Christian Petzold – Do que não gosto são de problemas que antecedem os filmes. Tal como não gosto do mesmo em literatura. Gosto que tenham um tema, mas que durante a escrita se perceba que esse tema está a conquistar a sua estrutura, arquitectura e autonomia, e que o escritor se está a perder. Nos bons filmes vê-se a luta do filme para perder o seu controlo. Nos maus filmes vê-se tudo o que o produtor e o realizador queriam, as ideias realizadas.

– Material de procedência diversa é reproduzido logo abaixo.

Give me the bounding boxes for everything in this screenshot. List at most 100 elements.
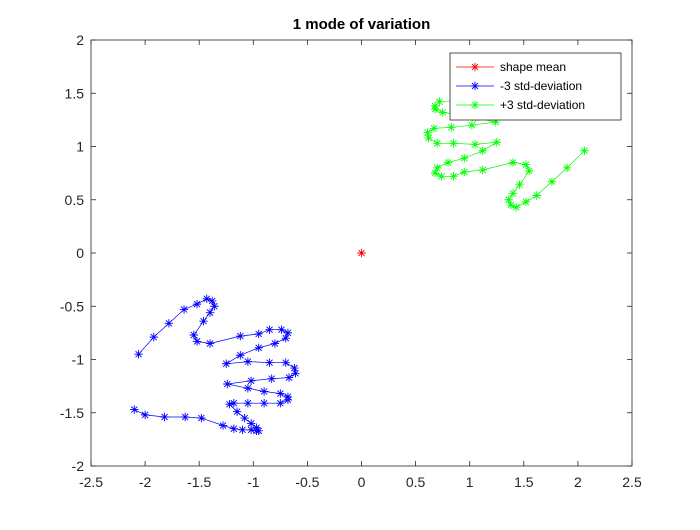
data-point-2-13	[478, 165, 487, 175]
data-point-2-36	[430, 101, 440, 111]
x-tick-label: 0.5	[406, 474, 426, 490]
data-point-1-51	[218, 421, 228, 430]
x-tick-label: -1	[247, 474, 260, 490]
legend-box	[449, 52, 622, 121]
data-point-2-7	[504, 195, 513, 204]
data-point-1-28	[284, 373, 294, 382]
data-point-1-53	[180, 412, 190, 422]
data-point-1-37	[276, 398, 285, 408]
y-tick-label: 1.5	[65, 85, 85, 101]
data-point-2-16	[437, 172, 446, 181]
data-point-1-16	[277, 325, 286, 334]
data-point-2-23	[470, 140, 480, 149]
data-point-1-41	[225, 400, 234, 409]
y-tick-label: 0.5	[65, 192, 85, 208]
data-point-2-10	[525, 166, 534, 176]
data-point-1-12	[205, 339, 215, 348]
data-point-1-4	[192, 299, 202, 309]
data-point-2-18	[433, 163, 442, 172]
data-point-1-19	[270, 339, 280, 348]
data-point-1-30	[246, 376, 256, 385]
data-point-1-0	[134, 349, 143, 359]
data-point-1-17	[283, 328, 293, 338]
x-tick-label: 2	[574, 474, 582, 490]
data-point-1-55	[140, 410, 150, 420]
data-point-2-27	[423, 128, 432, 137]
data-point-2-8	[508, 189, 518, 198]
data-point-1-10	[189, 330, 198, 340]
data-point-2-26	[424, 133, 433, 143]
legend-label-1: -3 std-deviation	[500, 79, 582, 93]
data-point-1-2	[164, 319, 174, 328]
data-point-1-22	[222, 359, 231, 368]
data-point-1-56	[130, 405, 139, 414]
x-tick-label: -1.5	[187, 474, 211, 490]
data-point-2-24	[449, 139, 458, 148]
data-point-2-17	[430, 168, 440, 178]
x-tick-label: -2.5	[79, 474, 103, 490]
data-point-2-21	[478, 146, 487, 155]
data-point-1-34	[276, 389, 285, 398]
data-point-2-12	[508, 158, 518, 167]
data-point-2-11	[521, 160, 531, 169]
data-point-2-37	[435, 97, 444, 106]
data-point-2-31	[491, 117, 500, 127]
y-tick-label: 2	[76, 32, 84, 48]
data-point-1-49	[238, 425, 247, 434]
data-point-2-34	[438, 108, 447, 117]
data-point-1-33	[259, 387, 269, 396]
data-point-1-29	[267, 374, 276, 383]
x-tick-label: -0.5	[295, 474, 319, 490]
y-tick-label: 0	[76, 245, 84, 261]
data-point-1-54	[160, 412, 169, 422]
data-point-1-7	[210, 302, 219, 311]
y-tick-label: -2	[72, 458, 85, 474]
data-point-1-50	[229, 424, 239, 433]
data-point-2-9	[515, 180, 524, 190]
data-point-1-48	[246, 425, 256, 434]
data-point-1-44	[246, 419, 256, 428]
data-point-1-40	[229, 398, 239, 408]
data-point-2-29	[447, 123, 456, 132]
data-point-1-52	[197, 413, 206, 423]
data-point-1-15	[265, 325, 274, 334]
y-tick-label: 1	[76, 139, 84, 155]
data-point-2-28	[429, 124, 439, 133]
legend: shape mean -3 std-deviation +3 std-deviati…	[449, 52, 622, 121]
data-point-1-47	[252, 426, 261, 436]
data-point-1-5	[202, 294, 211, 303]
axes-layer: -2.5 -2 -1.5 -1 -0.5 0 0.5 1 1.5 2 2.5-2-1.5-1-0.5…	[60, 32, 642, 490]
x-tick-label: 1.5	[514, 474, 534, 490]
data-point-2-5	[512, 203, 521, 212]
data-point-2-6	[506, 200, 516, 210]
data-point-1-18	[281, 334, 290, 343]
legend-marker-1	[470, 81, 480, 91]
x-tick-label: -2	[139, 474, 152, 490]
data-point-0-0	[357, 248, 366, 258]
y-tick-label: -1.5	[60, 405, 84, 421]
legend-label-2: +3 std-deviation	[500, 98, 585, 112]
data-point-2-15	[449, 172, 458, 181]
data-point-2-19	[443, 158, 453, 167]
data-point-2-20	[460, 154, 469, 163]
data-point-1-32	[243, 384, 253, 393]
x-tick-label: 1	[466, 474, 474, 490]
data-point-1-36	[283, 395, 293, 405]
data-point-1-42	[232, 407, 242, 416]
x-tick-label: 0	[358, 474, 366, 490]
data-point-2-2	[547, 177, 557, 186]
data-point-1-38	[259, 398, 269, 408]
y-tick-label: -0.5	[60, 298, 84, 314]
data-point-1-11	[192, 337, 202, 346]
data-point-1-9	[199, 316, 208, 326]
data-point-1-3	[179, 305, 189, 314]
chart-title: 1 mode of variation	[293, 16, 431, 33]
series-0	[357, 248, 366, 258]
data-point-1-8	[205, 308, 215, 317]
data-point-2-22	[492, 138, 501, 147]
data-point-1-31	[223, 379, 232, 389]
legend-label-0: shape mean	[500, 60, 566, 74]
data-point-2-14	[460, 167, 469, 177]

Por isso é que os westerns e os filmes policiais americanos, mesmo aqueles com final feliz e estruturas de género, são tão complexos. Mais complexos que os filmes alemães dos anos setenta, nada complicados; há o pai nazi e por aí em diante. Odeio este tipo de problemas, quando as imagens são apenas substitutos das palavras, ilustrações.

Mise en abîme #3: Não somos suficientemente fortes


Excerto de uma entrevista a Christian Petzold, realizador alemão do filme DIE INNERE SICHERHEIT (2000), sobre o excerto vídeo que mostrámos em baixo em «Mise en abîme #1». A entrevista completa
, realizada aquando da sua presença em Lisboa no ciclo «Nova Escola de Berlim», será publicada aqui na estreia do seu último filme YELLA.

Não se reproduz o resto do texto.